Dominos are small, rectangular wood or plastic blocks with one side bearing identifying marks and the other blank or identically patterned. Each tile has an open end that can be matched with the open ends of adjacent tiles to form a chain or row. When played correctly, a domino can cause all the remaining pieces to fall, or they may remain in place until they are knocked over by another piece. Dominos have been used to play games of skill and chance since the 18th century, and many variations exist today.
The word domino is also used to describe a sequence of events, such as a sequence of steps in a business process or a series of decisions leading to a particular outcome. When these processes are compared to dominoes, it is clear that they require careful orchestration. The goal of these processes is to achieve desired outcomes through a cascade of events, where each action pushes the next in the right direction. This is referred to as the Domino Effect.
When Hevesh sets up her mind-blowing domino creations, she follows a version of the engineering-design process. She begins by considering the theme or purpose of the installation. Then, she brainstorms images or words that might be relevant to it. Once she has a solid idea in mind, she starts working on the layout. Depending on the layout, she might use a domino map or draw the entire configuration on paper.
Hevesh’s meticulous planning and precise execution are the keys to her success. But there’s also an invisible force at work: potential energy. Every unmoving domino has its own inertia, a resistance to motion until a tiny nudge overcomes it. Once that first domino passes its tipping point, all the potential energy it had stored becomes kinetic energy and moves the next domino. Then, the energy moves yet again, and again, until all the dominoes have fallen.

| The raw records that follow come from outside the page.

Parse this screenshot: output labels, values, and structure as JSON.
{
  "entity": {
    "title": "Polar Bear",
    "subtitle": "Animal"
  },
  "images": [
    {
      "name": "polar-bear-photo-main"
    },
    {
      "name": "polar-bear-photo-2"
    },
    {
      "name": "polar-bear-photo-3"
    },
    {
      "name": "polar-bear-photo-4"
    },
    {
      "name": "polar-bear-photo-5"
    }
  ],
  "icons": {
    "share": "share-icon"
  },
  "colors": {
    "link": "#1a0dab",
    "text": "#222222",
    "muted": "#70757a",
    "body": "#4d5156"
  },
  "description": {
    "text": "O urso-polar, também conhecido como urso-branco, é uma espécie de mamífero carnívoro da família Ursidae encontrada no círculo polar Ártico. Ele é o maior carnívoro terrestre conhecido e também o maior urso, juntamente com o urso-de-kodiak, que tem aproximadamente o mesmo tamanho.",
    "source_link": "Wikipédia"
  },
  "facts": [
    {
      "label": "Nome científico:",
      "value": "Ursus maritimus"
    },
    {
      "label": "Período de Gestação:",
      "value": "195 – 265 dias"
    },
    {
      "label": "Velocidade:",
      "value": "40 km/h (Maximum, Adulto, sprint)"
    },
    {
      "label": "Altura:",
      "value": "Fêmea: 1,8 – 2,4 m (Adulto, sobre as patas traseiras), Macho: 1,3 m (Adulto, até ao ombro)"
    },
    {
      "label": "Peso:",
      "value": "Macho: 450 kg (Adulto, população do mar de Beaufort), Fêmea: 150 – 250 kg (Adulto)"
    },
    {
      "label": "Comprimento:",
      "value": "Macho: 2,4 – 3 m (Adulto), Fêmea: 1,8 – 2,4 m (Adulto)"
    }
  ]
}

In the world of business analytics, it can be challenging to apply best practices from software development to data analysis workflows. Without a robust platform like Domino, teams often struggle with friction, awkwardly grafting tools onto their existing processes or tolerating inefficiencies.
Domino addresses these challenges with a single, secure server that provides self-service access to all the tools and infrastructure you need, on demand or in the cloud. Domino stores a snapshot of your code and data each time it runs, and keeps them linked together so you can trace back from an output to the code that generated it. Plus, with centralized execution, it’s easy to scale how you manage your team and projects, spread workloads across machines, or schedule automated recurring jobs. This makes it simple to share models with internal stakeholders, as well as deliver results and diagnostics through a clean interface.